Não descredencio o apontamento que destoa pais e filhos, sobretudo na marcação histórica dos 70 aos 90, mas vai lá, se de um lado há o que tanto fez que enrijeceu e de de outro há o que nada fez que esmoreceu, que víscera social é essa que nos faz minguar?!

Ao fim, o troféu do filho rebelde é ir para a favela e conseguir sua primeira trepada com a ex empregada, enquanto, simultaneamente os pais, geração de 70, sofrem com o sumiço do filho que não dá notícias.

É esse o Brasil repertório que endossa sucesso de alguns filmes bem recebidos das premiações?

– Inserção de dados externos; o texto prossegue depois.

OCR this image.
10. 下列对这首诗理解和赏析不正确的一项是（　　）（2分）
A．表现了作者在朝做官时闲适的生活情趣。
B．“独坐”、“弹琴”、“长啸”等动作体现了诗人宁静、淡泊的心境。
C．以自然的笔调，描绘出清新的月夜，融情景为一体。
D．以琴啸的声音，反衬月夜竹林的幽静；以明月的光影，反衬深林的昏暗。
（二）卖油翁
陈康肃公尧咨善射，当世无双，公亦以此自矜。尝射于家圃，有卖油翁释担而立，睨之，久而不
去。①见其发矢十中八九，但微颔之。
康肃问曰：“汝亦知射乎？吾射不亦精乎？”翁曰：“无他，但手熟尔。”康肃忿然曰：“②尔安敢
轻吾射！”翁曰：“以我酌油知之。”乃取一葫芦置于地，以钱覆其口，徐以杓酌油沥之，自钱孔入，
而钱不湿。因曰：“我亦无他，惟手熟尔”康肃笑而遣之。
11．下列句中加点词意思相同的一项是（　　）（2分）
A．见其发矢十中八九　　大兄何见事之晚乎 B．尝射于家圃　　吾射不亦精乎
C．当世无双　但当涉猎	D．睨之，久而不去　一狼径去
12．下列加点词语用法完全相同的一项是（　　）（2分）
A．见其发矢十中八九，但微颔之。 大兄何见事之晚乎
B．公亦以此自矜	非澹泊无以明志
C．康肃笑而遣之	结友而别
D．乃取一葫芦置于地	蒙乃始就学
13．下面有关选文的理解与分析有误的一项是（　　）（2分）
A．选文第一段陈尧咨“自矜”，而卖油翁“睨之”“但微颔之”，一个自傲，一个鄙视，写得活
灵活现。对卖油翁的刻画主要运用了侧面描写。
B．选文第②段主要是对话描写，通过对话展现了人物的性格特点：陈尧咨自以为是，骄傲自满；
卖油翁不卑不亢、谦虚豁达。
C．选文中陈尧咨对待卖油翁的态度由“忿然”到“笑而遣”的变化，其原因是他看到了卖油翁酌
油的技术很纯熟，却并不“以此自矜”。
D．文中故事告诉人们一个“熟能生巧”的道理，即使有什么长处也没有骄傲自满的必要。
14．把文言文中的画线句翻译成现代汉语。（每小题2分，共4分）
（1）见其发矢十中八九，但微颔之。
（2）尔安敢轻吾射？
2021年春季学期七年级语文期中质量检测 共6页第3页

O 'Casa Grande' quem sabe cause estranheza e um tímido desgosto, justamente por se mostrar familiar; familiar no questionamento sobre os rumos de um geração, não a dos 70 e sim dos 90, justamente, a que me sucede, porque nos angustiamos com uma geração de open bar cujo sabor da bebida pouco importa, uma geração de baladas cuja música só vale se embalar beijos múltiplos contabilizados nos dedos, uma geração cuja dificuldade de disparar autonomia parece, efetivamente, resvalar num ostracismo assustador, em que atitudes heroicas parecem construídas numa rebeldia que opta gratuitamente por drogas legalizadas, deveras porque o filme traz essa angustia numa perspectiva com purpurinas ao estilo das novelas da globo.

Me surge, ao final, 'Quase dois irmãos', a filha que vai ao morro! o morro que vai à filha! ao fim, o negro que sempre morre, o branco que sempre entra numa fria, vai ao hospital e volta para casa.

A geração do ostracismo é responsável por algo diante da geração enrijecida?! Se esta não é a pergunta, por que insistirmos nesse martírio de heranças mal recebidas e pouco compreendidas?!